A state district court judge indicated Wednesday he may overturn the Montana Department of Public Health and Human Services' decision last month to revoke the license of one of the two medical marijuana providers in Billings city limits.
Yellowstone County District Judge Don Harris last week granted a temporary restraining order to Montana Organic Medical Supply owner Steven Palmer, allowing the provider to continue doing business while he asks the court to reinstate his license and correct violations identified during an inspection of his business in June.
The inspection took place about a month after a suite of new regulations for the state’s medical marijuana program went into effect in April.

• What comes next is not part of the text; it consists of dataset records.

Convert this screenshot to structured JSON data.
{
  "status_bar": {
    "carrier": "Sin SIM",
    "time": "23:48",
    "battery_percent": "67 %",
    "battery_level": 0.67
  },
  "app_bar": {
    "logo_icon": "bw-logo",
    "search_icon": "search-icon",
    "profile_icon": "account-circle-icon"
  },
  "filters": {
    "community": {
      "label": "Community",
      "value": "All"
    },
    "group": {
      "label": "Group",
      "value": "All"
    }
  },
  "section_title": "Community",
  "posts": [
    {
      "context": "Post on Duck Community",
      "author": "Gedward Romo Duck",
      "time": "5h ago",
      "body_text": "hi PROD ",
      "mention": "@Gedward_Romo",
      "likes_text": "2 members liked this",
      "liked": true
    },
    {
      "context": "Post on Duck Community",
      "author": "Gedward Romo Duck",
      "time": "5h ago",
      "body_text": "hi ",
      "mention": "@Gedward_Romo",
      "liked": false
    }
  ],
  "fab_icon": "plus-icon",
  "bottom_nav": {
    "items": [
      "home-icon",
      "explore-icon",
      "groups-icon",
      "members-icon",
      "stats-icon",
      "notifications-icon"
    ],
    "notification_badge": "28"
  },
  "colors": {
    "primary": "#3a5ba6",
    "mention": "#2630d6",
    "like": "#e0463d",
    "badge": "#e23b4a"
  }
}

In August, Palmer received an inspection report alleging he had failed to conduct lab tests on marijuana and marijuana products prior to sale, improperly labeled products at the dispensary and purchased products from another provider, among other violations.

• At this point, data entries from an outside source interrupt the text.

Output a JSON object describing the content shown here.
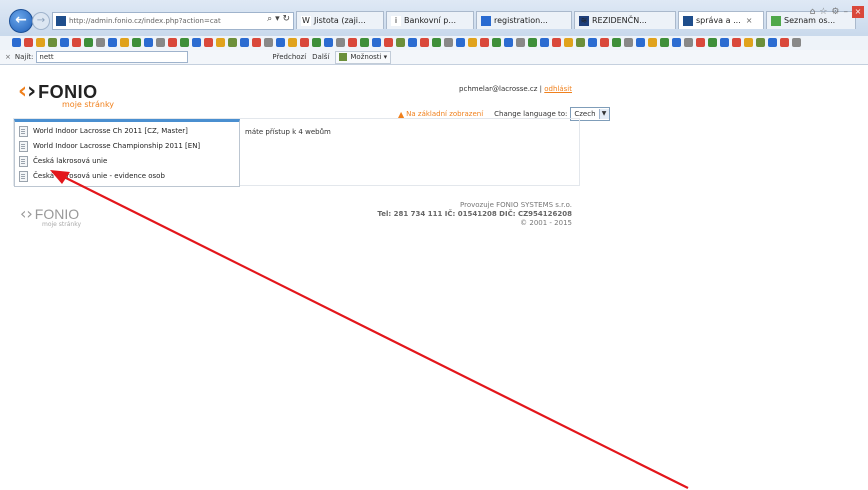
{
  "browser": {
    "url": "http://admin.fonio.cz/index.php?action=cat",
    "address_tools": "⌕ ▾ ↻",
    "tabs": [
      {
        "label": "Jistota (zaji...",
        "icon_color": "#ffffff",
        "icon_text": "W"
      },
      {
        "label": "Bankovní p...",
        "icon_color": "#ffffff",
        "icon_text": "i"
      },
      {
        "label": "registration...",
        "icon_color": "#2a6bd1",
        "icon_text": ""
      },
      {
        "label": "REZIDENČN...",
        "icon_color": "#1f3f7a",
        "icon_text": "≋"
      },
      {
        "label": "správa a ...",
        "icon_color": "#1f4e8c",
        "icon_text": "",
        "active": true,
        "close": "×"
      },
      {
        "label": "Seznam os...",
        "icon_color": "#4fa84a",
        "icon_text": ""
      }
    ],
    "window_controls": {
      "home": "⌂",
      "star": "☆",
      "settings": "⚙",
      "minimize": "–",
      "close": "×"
    },
    "back_glyph": "←",
    "forward_glyph": "→"
  },
  "findbar": {
    "close": "×",
    "label": "Najít:",
    "value": "nett",
    "previous": "Předchozí",
    "next": "Další",
    "options": "Možnosti ▾"
  },
  "page": {
    "logo": {
      "mark": "‹›",
      "name": "FONIO",
      "subtitle": "moje stránky"
    },
    "user_email": "pchmelar@lacrosse.cz",
    "separator": " | ",
    "logout": "odhlásit",
    "basic_view": "Na základní zobrazení",
    "change_language_label": "Change language to:",
    "language_value": "Czech",
    "select_arrow": "▼",
    "sites": [
      "World Indoor Lacrosse Ch 2011 [CZ, Master]",
      "World Indoor Lacrosse Championship 2011 [EN]",
      "Česká lakrosová unie",
      "Česká lakrosová unie - evidence osob"
    ],
    "access_text": "máte přístup k 4 webům",
    "footer": {
      "logo_name": "FONIO",
      "logo_sub": "moje stránky",
      "operator": "Provozuje FONIO SYSTEMS s.r.o.",
      "contact": "Tel: 281 734 111 IČ: 01541208 DIČ: CZ954126208",
      "copyright": "© 2001 - 2015"
    }
  },
  "annotation": {
    "color": "#e3161b"
  }
}
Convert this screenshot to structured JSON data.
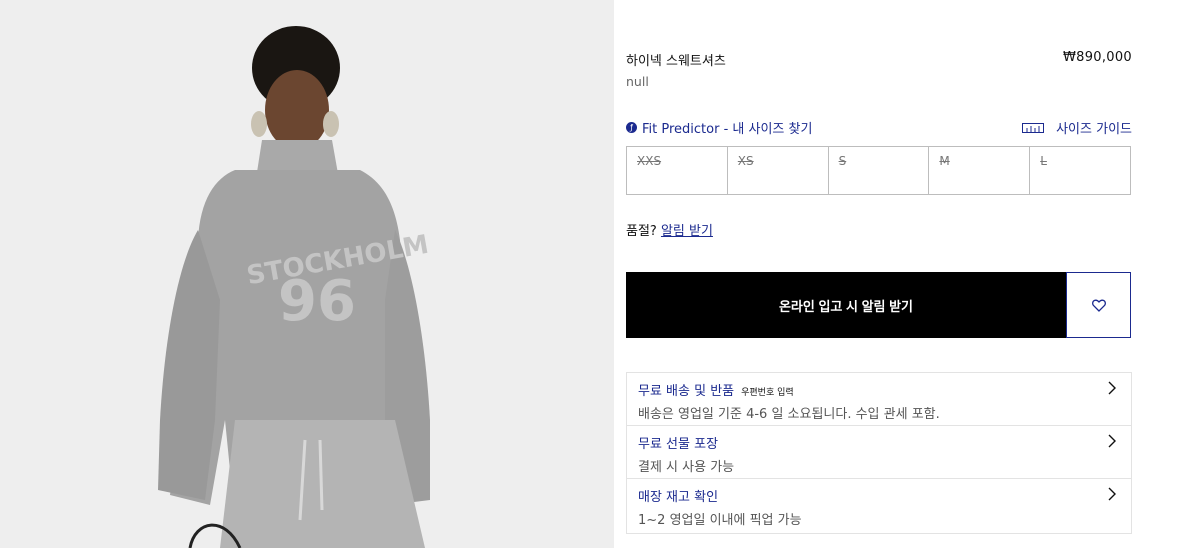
{
  "product": {
    "name": "하이넥 스웨트셔츠",
    "price": "₩890,000",
    "subtitle": "null"
  },
  "fit": {
    "predictor_label": "Fit Predictor - 내 사이즈 찾기",
    "predictor_icon": "fit-predictor-icon",
    "size_guide_label": "사이즈 가이드",
    "size_guide_icon": "ruler-icon"
  },
  "sizes": [
    "XXS",
    "XS",
    "S",
    "M",
    "L"
  ],
  "stock": {
    "soldout_text": "품절?",
    "notify_link": "알림 받기"
  },
  "actions": {
    "notify_button": "온라인 입고 시 알림 받기",
    "wishlist_icon": "heart-icon"
  },
  "info_sections": [
    {
      "title": "무료 배송 및 반품",
      "tag": "우편번호 입력",
      "desc": "배송은 영업일 기준 4-6 일 소요됩니다. 수입 관세 포함."
    },
    {
      "title": "무료 선물 포장",
      "tag": "",
      "desc": "결제 시 사용 가능"
    },
    {
      "title": "매장 재고 확인",
      "tag": "",
      "desc": "1~2 영업일 이내에 픽업 가능"
    }
  ],
  "image": {
    "print_text_1": "STOCKHOLM",
    "print_text_2": "96"
  },
  "colors": {
    "accent": "#1b2a8f",
    "button": "#000000",
    "image_bg": "#eeeeee"
  }
}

He received a notice that his license had been revoked about a week later, he stated in court documents.
While Palmer and his attorney, Melinda Driscoll, disputed some of the alleged violations, they argued the state had not given him an opportunity to correct them before effectively shutting his business down.

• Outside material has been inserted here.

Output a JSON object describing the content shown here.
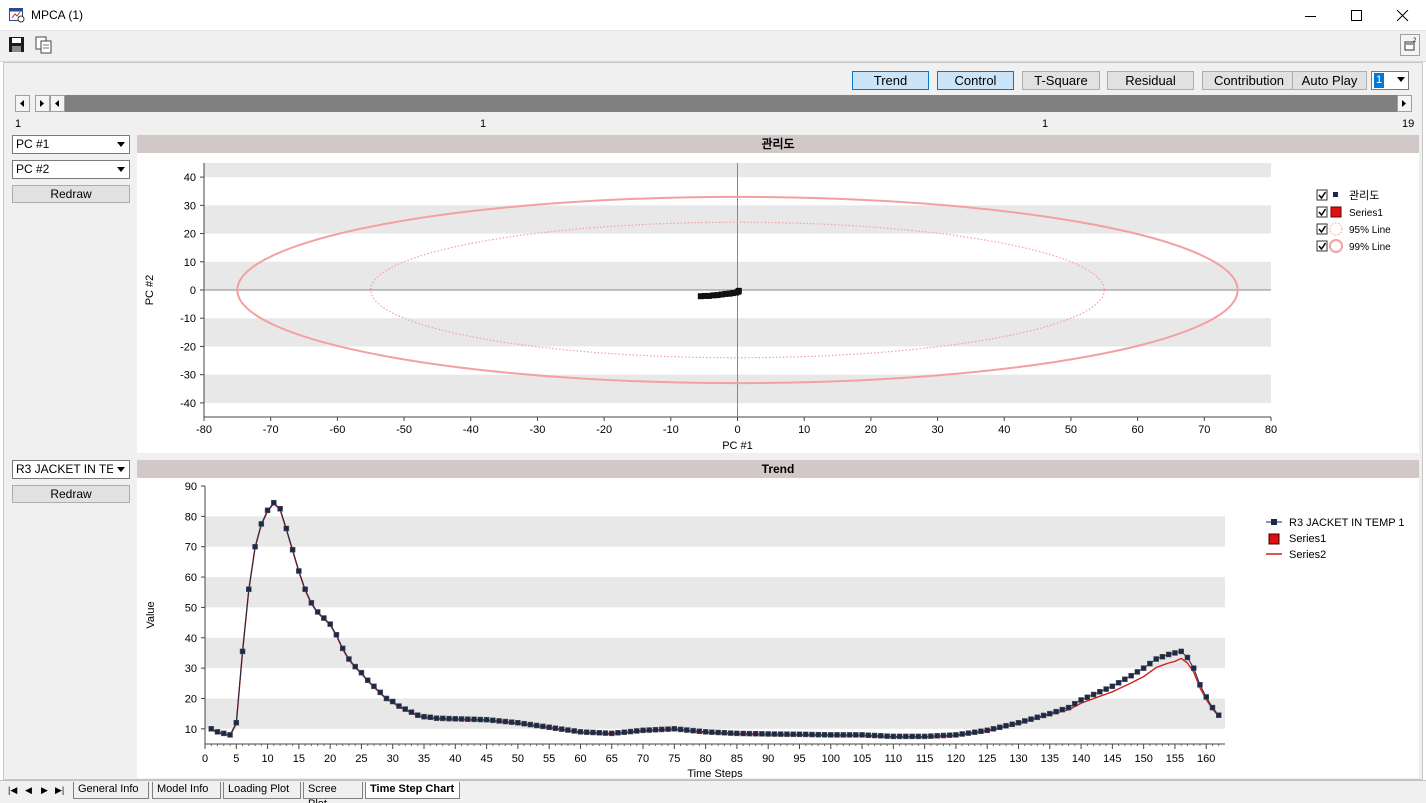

“My client has never contended that they’ve been in full compliance,” Driscoll said. “However, he’s always been completely transparent with the department … his good-faith efforts have always been to come into compliance.”
Representing DPHHS during a roughly three-hour hearing in Yellowstone County District Court Wednesday, state attorney Andrew Huff argued that multiple violations identified in a June inspection of Montana Organic Medical Supply, owned by Helena resident Steven Palmer, had created a public health danger that warranted the state pulling the provider’s license.
“The state can simply not determine if he’s selling safe products to card holders,” Huff told the judge.
Harris questioned the immediacy of the violations, however, and suggested the department’s interpretation of a state law dealing with license revocations may have infringed on his constitutional rights.
“To the extent that the department uses that statute to revoke a license without prior notice of its intent to do so, and without affording a meaningful opportunity for the licensee to be heard, I believe that infringes upon the fundamental due process right without any compelling state interest,” Harris said.